Context
The question was whether low-income and rural communities experienced a disproportionate rate of drinking water violations compared to wealthy urban ones. Answering it required joining 33 years of EPA violation records with Census income data and housing density across every community water system in the United States.
What I built
I built the data pipeline from raw federal data to a publication-ready graphic.
Geocoding pipeline — Used the Google Maps API to geocode every U.S. community water system (CWS) address. Exported to JSON for a QGIS spatial join to assign county FIPS codes to each system.
Income data pipeline — Loaded, merged, and cleaned decade-by-decade Census county median household income data from 1969 to 2015. Normalised all values to 2015 dollars using CPI adjustment. Filled missing inter-Census years using PCHIP interpolation (SciPy) to produce a continuous annual series.
Master join — Joined violation counts, county median income, and housing unit density for every CWS for every year from 1982 to 2015 — producing a ~624,000-row analysis-ready CSV.

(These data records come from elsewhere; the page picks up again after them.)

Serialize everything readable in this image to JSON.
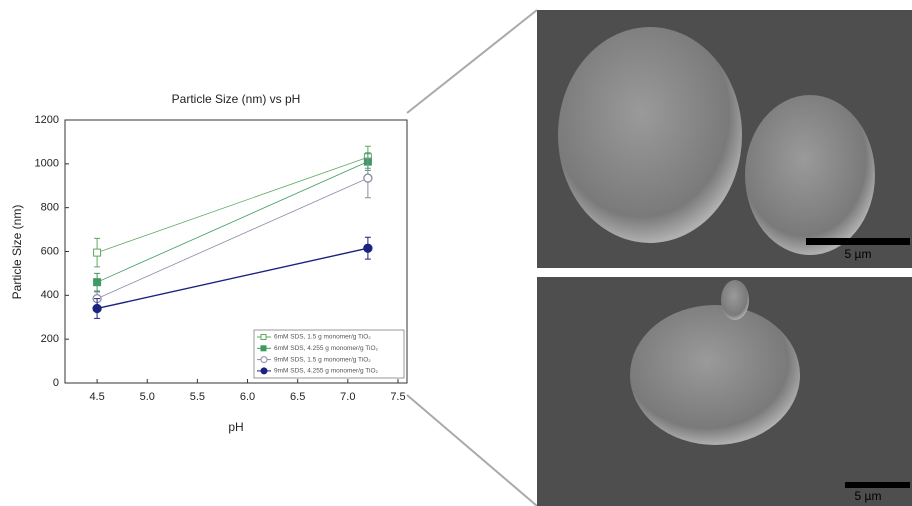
{
  "chart_data": {
    "type": "line",
    "title": "Particle Size (nm) vs pH",
    "x_label": "pH",
    "y_label": "Particle Size (nm)",
    "x": [
      4.5,
      7.2
    ],
    "series": [
      {
        "name": "6mM SDS, 1.5 g monomer/g TiO₂",
        "color": "#5fa85f",
        "marker": "square",
        "filled": false,
        "values": [
          595,
          1030
        ],
        "errors": [
          65,
          50
        ]
      },
      {
        "name": "6mM SDS, 4.255 g monomer/g TiO₂",
        "color": "#3d9a62",
        "marker": "square",
        "filled": true,
        "values": [
          460,
          1010
        ],
        "errors": [
          40,
          40
        ]
      },
      {
        "name": "9mM SDS, 1.5 g monomer/g TiO₂",
        "color": "#8a8aa6",
        "marker": "circle",
        "filled": false,
        "values": [
          385,
          935
        ],
        "errors": [
          30,
          90
        ]
      },
      {
        "name": "9mM SDS, 4.255 g monomer/g TiO₂",
        "color": "#1a237e",
        "marker": "circle",
        "filled": true,
        "values": [
          340,
          615
        ],
        "errors": [
          45,
          50
        ]
      }
    ],
    "xlim": [
      4.18,
      7.59
    ],
    "xticks": [
      4.5,
      {
        "value": 5,
        "label": "5.0"
      },
      5.5,
      {
        "value": 6,
        "label": "6.0"
      },
      6.5,
      {
        "value": 7,
        "label": "7.0"
      },
      7.5
    ],
    "ylim": [
      0,
      1200
    ],
    "yticks": [
      0,
      200,
      400,
      600,
      800,
      1000,
      1200
    ],
    "grid": false,
    "legend": "lower right"
  },
  "images": [
    {
      "scale_label": "5 µm"
    },
    {
      "scale_label": "5 µm"
    }
  ]
}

Demographic segmentation — Segmented water systems into four groups: rural low-income, rural high-income, suburban, and urban. Urbanicity defined by housing density thresholds from EPA and Census definitions; income threshold at 75% of the national median (inflation-adjusted per year). Computed average violations per system per year for each group and exported four time-series JSON files for the visualisation.
Outcome
The figure was published in Public Health Post, a public health publication at Boston University and in the book Pained: Uncomfortable Conversations about the Public's Health.